In [1]:
import numpy as np
import tensorflow as tf
import gym

# Configuración warnings
# ------------------------------------------------------------------------------
import warnings
#warnings.filterwarnings('once')
warnings.filterwarnings('ignore')

In [2]:
# Create the CartPole Environment
env = gym.make('CartPole-v1', render_mode="human")


In [3]:
# Define the actor and critic networks
actor = tf.keras.Sequential([
    tf.keras.layers.Dense(32, activation='relu'),
    tf.keras.layers.Dense(env.action_space.n, activation='softmax')
])

critic = tf.keras.Sequential([
    tf.keras.layers.Dense(32, activation='relu'),
    tf.keras.layers.Dense(1)
])


In [4]:
# Define optimizer and loss functions
actor_optimizer = tf.keras.optimizers.Adam(learning_rate=0.001)
critic_optimizer = tf.keras.optimizers.Adam(learning_rate=0.001)


In [5]:
#Training Loop

# Main training loop runs for a specified number of episodes (1000).
# Agent interacts with the environment, and for each episode, it resets the environment and initializes the episode reward to 0.
# The with tf.GradientTape block is used to compute gradients for the actor and critic networks.
# Agent chooses an action based on the actor’s output probabilities and takes that action in the environment.
# It observes the next state, reward, and whether the episode is done.
# Advantage function is computed, which is the difference between the expected return and the estimated value at the current state.
# Actor and Critic losses are calculated based on the advantage function.
# Gradients are computed using tape.gradient and then applied to update the actor and critic networks using the respective optimisers.
# Episode’s total reward is updated, and the loop continues until the episode ends.
# Every 10 episodes, the current episode number and reward are printed.

In [None]:
# Main training loop
num_episodes = 1000
gamma = 0.99

for episode in range(num_episodes):
    state, info = env.reset()
    episode_reward = 0

    with tf.GradientTape(persistent=True) as tape:
        for t in range(1, 10000): # Limit the number of time steps
            # Choose an action using the actor
            action_probs = actor(np.array([state]))
            action = np.random.choice(env.action_space.n, p=action_probs.numpy()[0])

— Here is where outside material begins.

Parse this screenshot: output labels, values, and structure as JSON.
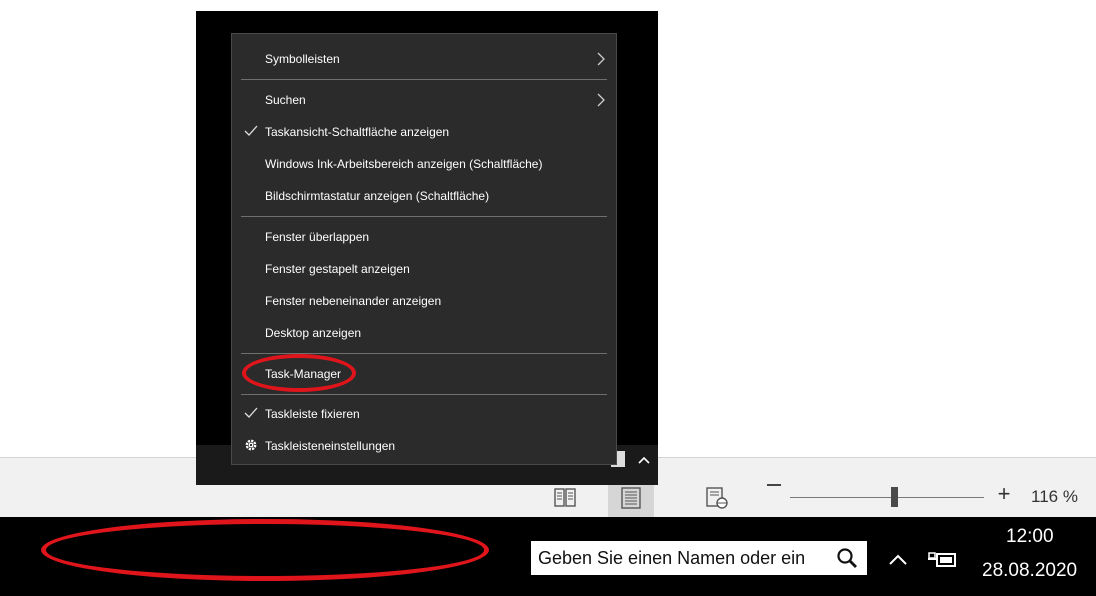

            # Take the chosen action and observe the next state and reward
            next_state, reward, done, _ , _= env.step(action)

            # Compute the advantage
            state_value = critic(np.array([state]))[0, 0]
            next_state_value = critic(np.array([next_state]))[0, 0]
            advantage = reward + gamma * next_state_value - state_value

            # Compute actor and critic losses
            actor_loss = -tf.math.log(action_probs[0, action]) * advantage
            critic_loss = tf.square(advantage)

            episode_reward += reward

            # Update actor and critic
            actor_gradients = tape.gradient(actor_loss, actor.trainable_variables)
            critic_gradients = tape.gradient(critic_loss, critic.trainable_variables)
            actor_optimizer.apply_gradients(zip(actor_gradients, actor.trainable_variables))
            critic_optimizer.apply_gradients(zip(critic_gradients, critic.trainable_variables))

            if done:
                break

    if episode % 10 == 0:
        print(f"Episode {episode}, Reward: {episode_reward}")

env.close()


Episode 0, Reward: 11.0
Episode 10, Reward: 16.0
Episode 20, Reward: 8.0
Episode 30, Reward: 13.0
Episode 40, Reward: 15.0
Episode 50, Reward: 51.0
Episode 60, Reward: 23.0
Episode 70, Reward: 12.0
Episode 80, Reward: 25.0
Episode 90, Reward: 46.0
Episode 100, Reward: 18.0